Think of circuit breaking like a modern electrical breaker panel — while traditional breakers need manual resets, newer ones can automatically retest and restore power when safe. Similarly, our feature flag circuit breaker automatically monitors for issues and can self-heal when conditions improve. This is a critical part of our error handling strategy and ties directly into our monitoring system .

When your feature flag service shows signs of trouble (like increased error rates or latency), the circuit breaker temporarily routes requests to fallback mechanisms, protecting your system while periodically testing if normal operation can resume.

Here’s a basic implementation example including recovery:

class ResilientFeatureManager {
  private readonly circuitBreaker = {
    failures: 0,
    lastFailure: 0,
    threshold: 5,
    resetTimeout: 60000, // 1 minute
 
    recordFailure() {
      this.failures++
      this.lastFailure = Date.now()
    },
 
    isOpen(): boolean {
      // Reset after timeout
      if (Date.now() - this.lastFailure > this.resetTimeout) {
        this.failures = 0
        return false
      }
      return this.failures >= this.threshold
    },
 
    reset() {
      this.failures = 0
      this.lastFailure = 0
    }
  }
 
  async isEnabled(feature: string, context: Context): Promise<boolean> {
    // If we've seen too many recent failures, don't even try
    if (this.circuitBreaker.isOpen()) {
      return this.getFallbackValue(feature)
    }
 
    try {
      const result = await this.evaluateFlag(feature, context)
      // Success!

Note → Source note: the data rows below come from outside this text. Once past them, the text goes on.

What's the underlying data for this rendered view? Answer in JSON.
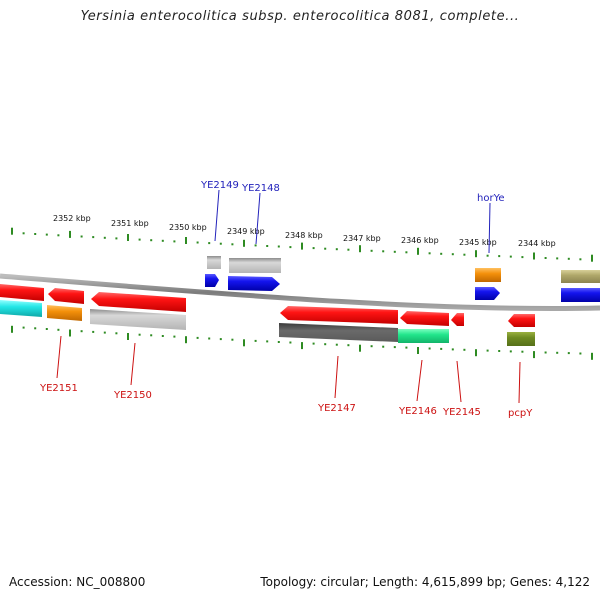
{
  "title": "Yersinia enterocolitica subsp. enterocolitica 8081, complete...",
  "footer": {
    "accession": "Accession: NC_008800",
    "topology": "Topology: circular; Length: 4,615,899 bp; Genes: 4,122"
  },
  "colors": {
    "backbone": "#8a8a8a",
    "tick": "#2e8b22",
    "upper_label": "#2222bb",
    "lower_label": "#cc1111",
    "red": "#e41010",
    "blue": "#1010dd",
    "orange": "#f08a0a",
    "cyan": "#22dddd",
    "silver": "#bdbdbd",
    "darkgray": "#5c5c5c",
    "teal": "#22dd88",
    "olive": "#6b8422",
    "khaki": "#a8a060"
  },
  "scale_labels": [
    "2352 kbp",
    "2351 kbp",
    "2350 kbp",
    "2349 kbp",
    "2348 kbp",
    "2347 kbp",
    "2346 kbp",
    "2345 kbp",
    "2344 kbp"
  ],
  "upper_gene_labels": [
    "YE2149",
    "YE2148",
    "horYe"
  ],
  "lower_gene_labels": [
    "YE2151",
    "YE2150",
    "YE2147",
    "YE2146",
    "YE2145",
    "pcpY"
  ]
}
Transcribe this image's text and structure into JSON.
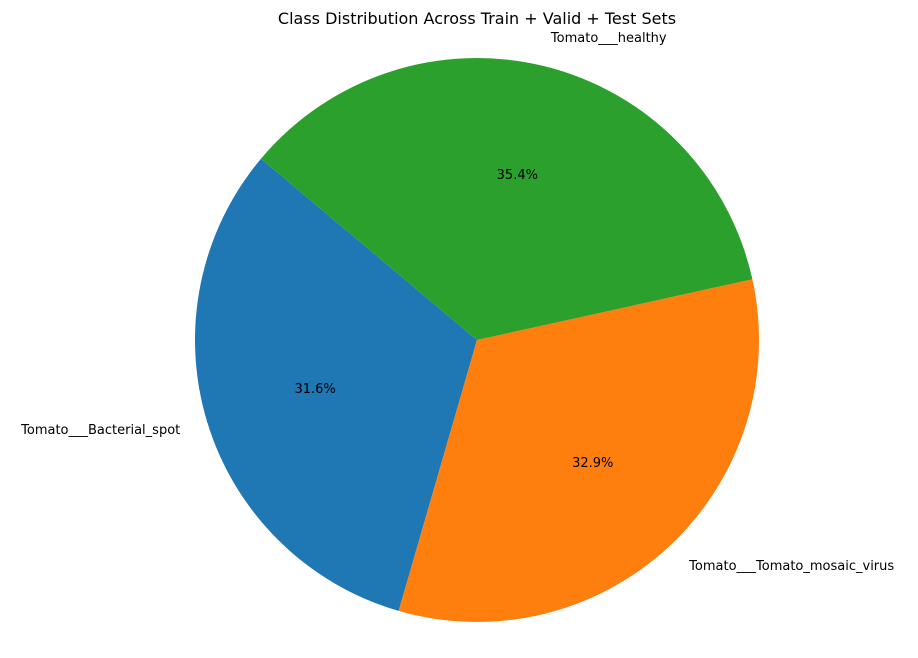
{
  "chart_data": {
    "type": "pie",
    "title": "Class Distribution Across Train + Valid + Test Sets",
    "start_angle_deg": 140,
    "direction": "counterclockwise",
    "slices": [
      {
        "label": "Tomato___Bacterial_spot",
        "value": 31.6,
        "pct_label": "31.6%",
        "color": "#1f77b4"
      },
      {
        "label": "Tomato___Tomato_mosaic_virus",
        "value": 32.9,
        "pct_label": "32.9%",
        "color": "#ff7f0e"
      },
      {
        "label": "Tomato___healthy",
        "value": 35.4,
        "pct_label": "35.4%",
        "color": "#2ca02c"
      }
    ]
  }
}
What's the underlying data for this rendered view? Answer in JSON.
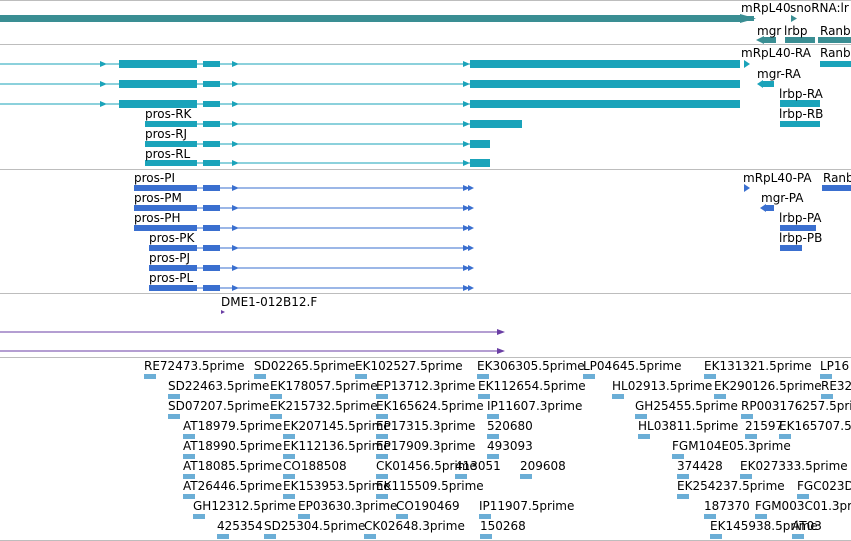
{
  "colors": {
    "gene": "#3a8e93",
    "transcript": "#1aa3ba",
    "protein": "#3a6fcf",
    "clone": "#6a3ea4",
    "est": "#6baed6",
    "separator": "#bdbdbd"
  },
  "track_gene": {
    "labels": [
      "mRpL40",
      "snoRNA:lr",
      "mgr",
      "lrbp",
      "Ranb"
    ]
  },
  "track_transcripts": {
    "right_labels": [
      "mRpL40-RA",
      "Ranb",
      "mgr-RA",
      "lrbp-RA",
      "lrbp-RB"
    ],
    "left_labels": [
      "pros-RK",
      "pros-RJ",
      "pros-RL"
    ]
  },
  "track_proteins": {
    "right_labels": [
      "mRpL40-PA",
      "Ranb",
      "mgr-PA",
      "lrbp-PA",
      "lrbp-PB"
    ],
    "left_labels": [
      "pros-PI",
      "pros-PM",
      "pros-PH",
      "pros-PK",
      "pros-PJ",
      "pros-PL"
    ]
  },
  "track_clone": {
    "label": "DME1-012B12.F"
  },
  "track_est": {
    "rows": [
      [
        "RE72473.5prime",
        "SD02265.5prime",
        "EK102527.5prime",
        "EK306305.5prime",
        "LP04645.5prime",
        "EK131321.5prime",
        "LP16"
      ],
      [
        "SD22463.5prime",
        "EK178057.5prime",
        "EP13712.3prime",
        "EK112654.5prime",
        "HL02913.5prime",
        "EK290126.5prime",
        "RE32"
      ],
      [
        "SD07207.5prime",
        "EK215732.5prime",
        "EK165624.5prime",
        "IP11607.3prime",
        "GH25455.5prime",
        "RP003176257.5prime"
      ],
      [
        "AT18979.5prime",
        "EK207145.5prime",
        "EP17315.3prime",
        "520680",
        "HL03811.5prime",
        "21597",
        "EK165707.5"
      ],
      [
        "AT18990.5prime",
        "EK112136.5prime",
        "EP17909.3prime",
        "493093",
        "FGM104E05.3prime"
      ],
      [
        "AT18085.5prime",
        "CO188508",
        "CK01456.5prime",
        "413051",
        "209608",
        "374428",
        "EK027333.5prime"
      ],
      [
        "AT26446.5prime",
        "EK153953.5prime",
        "EK115509.5prime",
        "EK254237.5prime",
        "FGC023D"
      ],
      [
        "GH12312.5prime",
        "EP03630.3prime",
        "CO190469",
        "IP11907.5prime",
        "187370",
        "FGM003C01.3prime"
      ],
      [
        "425354",
        "SD25304.5prime",
        "CK02648.3prime",
        "150268",
        "EK145938.5prime",
        "AT03"
      ]
    ]
  }
}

Reset the circuit breaker
      this.circuitBreaker.reset()
      await this.cache.set(feature, result)
      return result
    } catch (error) {
      // Record the failure and use fallback
      this.circuitBreaker.recordFailure()
      return this.getFallbackValue(feature)
    }
  }
 
  private getFallbackValue(feature: string): boolean {
    // Use cached value if available, otherwise fall back to secure default
    const cached = this.cache.getSync(feature)
    return cached?.enabled ?? this.defaults.getSecureDefault(feature)
  }
}

Recovery and Resilience

Handling immediate failures is just the start. Your system needs to be able to recover gracefully and get back to a healthy state. A few key strategies help here:

1. Smart Retries: When a request fails, don’t immediately retry at full speed. Start with a short delay and gradually increase it (exponential backoff). This gives overloaded systems time to recover.

2. State Reconciliation: Even with careful error handling, your caches can get out of sync. Run periodic checks to verify cache contents against your source of truth, quietly fixing any discrepancies.

3. Health Checks: Don’t wait for users to tell you something’s wrong. Actively monitor your system’s vital signs — response times, error rates, resource usage. Often, you can spot problems developing before they affect users.

Learning from Failures

Every failure is a chance to make your system more robust. When things go wrong, capture the full context:

• What was happening when it failed?
• What were the system conditions?
• Which fallback mechanisms kicked in?
• Did they work as expected?

This information is gold for preventing similar issues in the future. Pay special attention to failures during high-traffic periods — they often reveal the weak points in your architecture.

Graceful Degradation

Not every failure is a complete outage. Sometimes parts of your system become slow or unreliable. Your feature flag system should adapt:

• If complex targeting rules are slow, fall back to simpler ones
• If real-time updates aren’t working, switch to polling
• If a cache is struggling, temporarily bypass it

The goal isn’t to maintain perfect functionality — it’s to keep your core features working reliably, even if some advanced capabilities are temporarily unavailable.